I must say, I have never been comfortable as an intercessor. I like the idea of long prayer meetings, but I, like my children get wiggly and impatient at them. But I see that my role during these storms in my world is to be an intercessor. I pray when I wash dishes, when I drive, when I do my kick-boxing workout (which is a really good way to make fighting through something physical all about the spiritual instead). I pray with my children, we talk about what we can, and I do a lot of staring out the window. I’m really not that deep, I just have to stare out the window. It’s a form of center for me. God has given me a gift. That gift is out my windows. The days that carry bad news, or days that are unbearably long, there is a bit of a reprieve out those windows, even on the greyest winter days. The light shines through the empty branches. Birds bop from branch to branch and back and forth from the bird feeder. The shapes that surround these woods are from Him. So I find I am brought to those places of prayer, worship and knowledge of God in what is around me. I joke with Joel that I’d lose my mind if we didn’t live in the woods, but I do believe that these days, I don’t think I could be more thankful for this gift. He cares about our needs. He will do as He has promised.

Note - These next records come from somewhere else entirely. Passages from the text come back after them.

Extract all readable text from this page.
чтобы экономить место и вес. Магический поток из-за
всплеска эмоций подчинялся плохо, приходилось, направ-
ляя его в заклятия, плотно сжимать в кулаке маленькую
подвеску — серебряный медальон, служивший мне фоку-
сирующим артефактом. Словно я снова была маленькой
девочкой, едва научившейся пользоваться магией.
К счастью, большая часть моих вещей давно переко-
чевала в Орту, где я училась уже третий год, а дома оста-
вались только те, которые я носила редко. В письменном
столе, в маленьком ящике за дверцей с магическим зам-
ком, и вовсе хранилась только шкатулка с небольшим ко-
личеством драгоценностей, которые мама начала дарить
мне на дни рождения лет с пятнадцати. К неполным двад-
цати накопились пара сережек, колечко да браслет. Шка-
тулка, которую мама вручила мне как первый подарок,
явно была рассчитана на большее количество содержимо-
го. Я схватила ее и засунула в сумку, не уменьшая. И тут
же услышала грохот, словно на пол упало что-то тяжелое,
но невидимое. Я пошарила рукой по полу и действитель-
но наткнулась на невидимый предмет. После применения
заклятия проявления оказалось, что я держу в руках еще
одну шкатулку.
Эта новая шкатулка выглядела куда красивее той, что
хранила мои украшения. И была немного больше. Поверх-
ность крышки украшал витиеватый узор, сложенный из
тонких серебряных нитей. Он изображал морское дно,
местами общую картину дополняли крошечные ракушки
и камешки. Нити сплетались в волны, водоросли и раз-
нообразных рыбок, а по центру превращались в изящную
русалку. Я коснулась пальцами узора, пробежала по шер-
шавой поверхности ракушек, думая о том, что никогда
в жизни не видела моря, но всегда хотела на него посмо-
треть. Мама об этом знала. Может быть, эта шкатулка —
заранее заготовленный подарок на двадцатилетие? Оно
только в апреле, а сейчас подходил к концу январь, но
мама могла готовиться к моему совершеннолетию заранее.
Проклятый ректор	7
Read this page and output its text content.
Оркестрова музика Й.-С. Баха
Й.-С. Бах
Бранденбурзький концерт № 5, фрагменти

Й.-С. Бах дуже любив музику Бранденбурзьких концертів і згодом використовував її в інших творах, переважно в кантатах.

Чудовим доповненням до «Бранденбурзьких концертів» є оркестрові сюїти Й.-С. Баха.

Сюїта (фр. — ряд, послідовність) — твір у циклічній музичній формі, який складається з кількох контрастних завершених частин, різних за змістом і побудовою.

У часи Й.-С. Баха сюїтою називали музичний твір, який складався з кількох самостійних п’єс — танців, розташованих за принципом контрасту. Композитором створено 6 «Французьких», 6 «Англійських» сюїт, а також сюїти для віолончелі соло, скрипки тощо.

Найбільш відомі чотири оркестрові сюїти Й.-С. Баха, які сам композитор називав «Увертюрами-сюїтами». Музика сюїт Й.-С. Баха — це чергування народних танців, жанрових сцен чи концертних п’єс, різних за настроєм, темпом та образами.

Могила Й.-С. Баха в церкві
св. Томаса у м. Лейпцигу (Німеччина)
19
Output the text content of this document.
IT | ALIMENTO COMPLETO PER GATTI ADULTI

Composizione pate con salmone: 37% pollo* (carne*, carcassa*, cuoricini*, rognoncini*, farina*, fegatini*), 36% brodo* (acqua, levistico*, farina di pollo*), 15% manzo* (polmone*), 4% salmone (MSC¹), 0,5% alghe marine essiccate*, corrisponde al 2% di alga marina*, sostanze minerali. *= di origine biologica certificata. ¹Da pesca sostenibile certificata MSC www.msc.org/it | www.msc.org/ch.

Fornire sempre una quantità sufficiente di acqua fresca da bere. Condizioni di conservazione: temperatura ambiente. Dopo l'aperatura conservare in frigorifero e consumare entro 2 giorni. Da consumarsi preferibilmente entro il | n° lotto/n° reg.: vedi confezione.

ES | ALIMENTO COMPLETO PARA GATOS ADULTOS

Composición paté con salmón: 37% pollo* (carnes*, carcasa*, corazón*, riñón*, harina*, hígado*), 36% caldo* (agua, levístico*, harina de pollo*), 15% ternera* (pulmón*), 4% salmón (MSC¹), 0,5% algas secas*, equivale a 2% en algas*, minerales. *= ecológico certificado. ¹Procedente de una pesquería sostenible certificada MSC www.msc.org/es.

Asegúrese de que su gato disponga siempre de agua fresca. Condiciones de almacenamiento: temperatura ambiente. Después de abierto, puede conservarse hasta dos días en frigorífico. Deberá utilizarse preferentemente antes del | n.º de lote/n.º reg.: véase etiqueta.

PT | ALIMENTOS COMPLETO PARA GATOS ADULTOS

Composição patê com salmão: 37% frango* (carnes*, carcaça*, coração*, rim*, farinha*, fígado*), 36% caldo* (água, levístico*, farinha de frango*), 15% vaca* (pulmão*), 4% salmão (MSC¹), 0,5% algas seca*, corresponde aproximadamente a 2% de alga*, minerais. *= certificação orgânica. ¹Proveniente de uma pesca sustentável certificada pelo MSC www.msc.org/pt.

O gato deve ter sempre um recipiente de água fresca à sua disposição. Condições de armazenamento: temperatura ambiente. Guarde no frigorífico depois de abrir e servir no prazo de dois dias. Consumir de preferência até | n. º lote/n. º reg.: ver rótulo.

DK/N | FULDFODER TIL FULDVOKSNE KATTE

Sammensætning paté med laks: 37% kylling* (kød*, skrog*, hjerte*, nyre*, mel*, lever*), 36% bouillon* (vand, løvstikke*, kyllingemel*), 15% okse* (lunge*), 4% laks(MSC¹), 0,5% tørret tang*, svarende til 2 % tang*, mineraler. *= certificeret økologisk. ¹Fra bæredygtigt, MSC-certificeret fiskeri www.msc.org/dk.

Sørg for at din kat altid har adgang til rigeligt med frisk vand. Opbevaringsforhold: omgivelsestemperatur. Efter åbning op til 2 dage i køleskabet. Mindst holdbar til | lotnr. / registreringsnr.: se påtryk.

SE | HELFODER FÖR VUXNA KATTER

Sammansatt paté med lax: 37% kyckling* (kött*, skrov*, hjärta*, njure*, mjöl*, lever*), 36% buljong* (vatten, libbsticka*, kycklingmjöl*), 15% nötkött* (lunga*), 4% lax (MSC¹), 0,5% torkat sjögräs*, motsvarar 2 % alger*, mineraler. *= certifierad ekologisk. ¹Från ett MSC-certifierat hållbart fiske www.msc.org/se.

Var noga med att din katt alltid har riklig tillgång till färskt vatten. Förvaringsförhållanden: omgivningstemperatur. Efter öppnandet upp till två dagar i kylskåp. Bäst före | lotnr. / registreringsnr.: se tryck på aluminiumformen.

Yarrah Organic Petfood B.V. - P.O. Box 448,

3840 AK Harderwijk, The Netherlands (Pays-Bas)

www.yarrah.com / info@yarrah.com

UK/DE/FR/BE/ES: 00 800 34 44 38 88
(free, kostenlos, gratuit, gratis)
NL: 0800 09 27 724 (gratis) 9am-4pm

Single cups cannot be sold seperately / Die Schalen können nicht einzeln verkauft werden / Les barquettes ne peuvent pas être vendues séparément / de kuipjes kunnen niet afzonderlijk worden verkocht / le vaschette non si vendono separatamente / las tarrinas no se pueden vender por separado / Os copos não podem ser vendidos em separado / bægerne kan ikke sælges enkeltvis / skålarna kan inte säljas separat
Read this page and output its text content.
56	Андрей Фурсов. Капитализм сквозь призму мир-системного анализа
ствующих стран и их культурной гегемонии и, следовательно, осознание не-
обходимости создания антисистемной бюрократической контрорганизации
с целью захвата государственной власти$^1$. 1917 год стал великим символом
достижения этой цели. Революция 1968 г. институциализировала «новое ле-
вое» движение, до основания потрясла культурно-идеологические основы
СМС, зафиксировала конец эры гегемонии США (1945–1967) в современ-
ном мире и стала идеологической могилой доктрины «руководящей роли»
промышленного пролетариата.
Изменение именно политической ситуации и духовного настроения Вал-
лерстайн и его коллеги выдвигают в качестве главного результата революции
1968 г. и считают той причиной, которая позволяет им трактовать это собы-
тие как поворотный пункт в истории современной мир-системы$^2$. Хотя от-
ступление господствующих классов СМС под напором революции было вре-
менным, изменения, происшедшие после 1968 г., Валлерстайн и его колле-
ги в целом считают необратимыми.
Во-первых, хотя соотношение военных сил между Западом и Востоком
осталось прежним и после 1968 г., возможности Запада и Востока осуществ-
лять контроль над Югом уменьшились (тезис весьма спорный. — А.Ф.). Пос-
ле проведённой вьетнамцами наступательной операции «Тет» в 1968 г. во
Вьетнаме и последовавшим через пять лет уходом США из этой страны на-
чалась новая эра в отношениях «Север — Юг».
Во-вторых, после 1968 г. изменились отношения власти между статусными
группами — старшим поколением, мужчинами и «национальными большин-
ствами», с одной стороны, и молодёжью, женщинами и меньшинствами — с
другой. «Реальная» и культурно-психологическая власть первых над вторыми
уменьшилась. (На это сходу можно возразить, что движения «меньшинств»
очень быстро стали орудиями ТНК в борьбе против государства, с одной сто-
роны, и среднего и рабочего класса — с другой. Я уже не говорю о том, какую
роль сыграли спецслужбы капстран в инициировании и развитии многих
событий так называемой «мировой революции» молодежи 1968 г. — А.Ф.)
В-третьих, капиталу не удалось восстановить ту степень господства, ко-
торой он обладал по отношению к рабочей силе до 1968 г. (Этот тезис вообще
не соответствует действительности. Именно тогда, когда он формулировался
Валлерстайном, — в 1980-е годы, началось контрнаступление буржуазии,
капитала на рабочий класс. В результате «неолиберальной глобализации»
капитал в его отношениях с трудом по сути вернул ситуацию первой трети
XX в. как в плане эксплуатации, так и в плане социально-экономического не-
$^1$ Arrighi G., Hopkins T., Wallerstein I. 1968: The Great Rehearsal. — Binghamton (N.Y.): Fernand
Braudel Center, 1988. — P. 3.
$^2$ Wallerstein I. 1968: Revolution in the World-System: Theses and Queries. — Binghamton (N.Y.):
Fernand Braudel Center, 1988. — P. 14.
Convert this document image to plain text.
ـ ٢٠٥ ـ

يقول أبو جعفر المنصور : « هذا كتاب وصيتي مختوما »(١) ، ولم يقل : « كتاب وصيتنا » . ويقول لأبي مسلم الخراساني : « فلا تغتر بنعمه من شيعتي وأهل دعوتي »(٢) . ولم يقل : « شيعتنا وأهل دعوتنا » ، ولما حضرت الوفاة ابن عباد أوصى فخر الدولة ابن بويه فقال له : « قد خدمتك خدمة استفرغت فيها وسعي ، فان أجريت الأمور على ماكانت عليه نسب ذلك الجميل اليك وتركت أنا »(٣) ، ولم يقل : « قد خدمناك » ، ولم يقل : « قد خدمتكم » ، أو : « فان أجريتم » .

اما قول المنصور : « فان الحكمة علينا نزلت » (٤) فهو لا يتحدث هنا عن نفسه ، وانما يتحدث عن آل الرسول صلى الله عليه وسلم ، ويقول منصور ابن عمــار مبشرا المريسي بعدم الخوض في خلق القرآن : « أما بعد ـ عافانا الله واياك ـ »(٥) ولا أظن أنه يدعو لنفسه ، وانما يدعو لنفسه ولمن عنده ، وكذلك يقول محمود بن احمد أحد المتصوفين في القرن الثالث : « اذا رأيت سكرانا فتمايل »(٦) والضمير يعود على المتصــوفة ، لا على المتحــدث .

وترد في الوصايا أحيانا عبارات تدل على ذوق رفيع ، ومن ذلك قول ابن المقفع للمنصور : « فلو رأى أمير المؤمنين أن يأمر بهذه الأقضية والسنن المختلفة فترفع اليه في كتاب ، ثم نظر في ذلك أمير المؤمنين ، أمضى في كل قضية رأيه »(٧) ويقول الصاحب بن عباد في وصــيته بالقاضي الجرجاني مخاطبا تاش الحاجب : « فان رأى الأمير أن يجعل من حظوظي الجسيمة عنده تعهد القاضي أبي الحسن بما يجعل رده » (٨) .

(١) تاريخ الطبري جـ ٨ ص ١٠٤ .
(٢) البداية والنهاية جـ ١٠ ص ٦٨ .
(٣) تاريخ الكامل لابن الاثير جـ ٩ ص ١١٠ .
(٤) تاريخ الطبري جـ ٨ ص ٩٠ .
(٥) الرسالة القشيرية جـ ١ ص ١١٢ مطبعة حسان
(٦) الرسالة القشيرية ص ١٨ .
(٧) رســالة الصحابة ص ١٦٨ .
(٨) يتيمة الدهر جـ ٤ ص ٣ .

I also can never get enough of Isaiah (the 40′s especially)
The poor and needy search for water,
but there is none;
their tongues are parched with thirst.
But I the Lord will answer them;
I, the God of Israel, will not forsake them.
18 I will make rivers flow on barren heights,
and springs within the valleys.
I will turn the desert into pools of water,
and the parched ground into springs.
19 I will put in the desert
the cedar and the acacia, the myrtle and the olive.
I will set junipers in the wasteland,
the fir and the cypress together,
20 so that people may see and know,
may consider and understand,
that the hand of the Lord has done this,
that the Holy One of Israel has created it.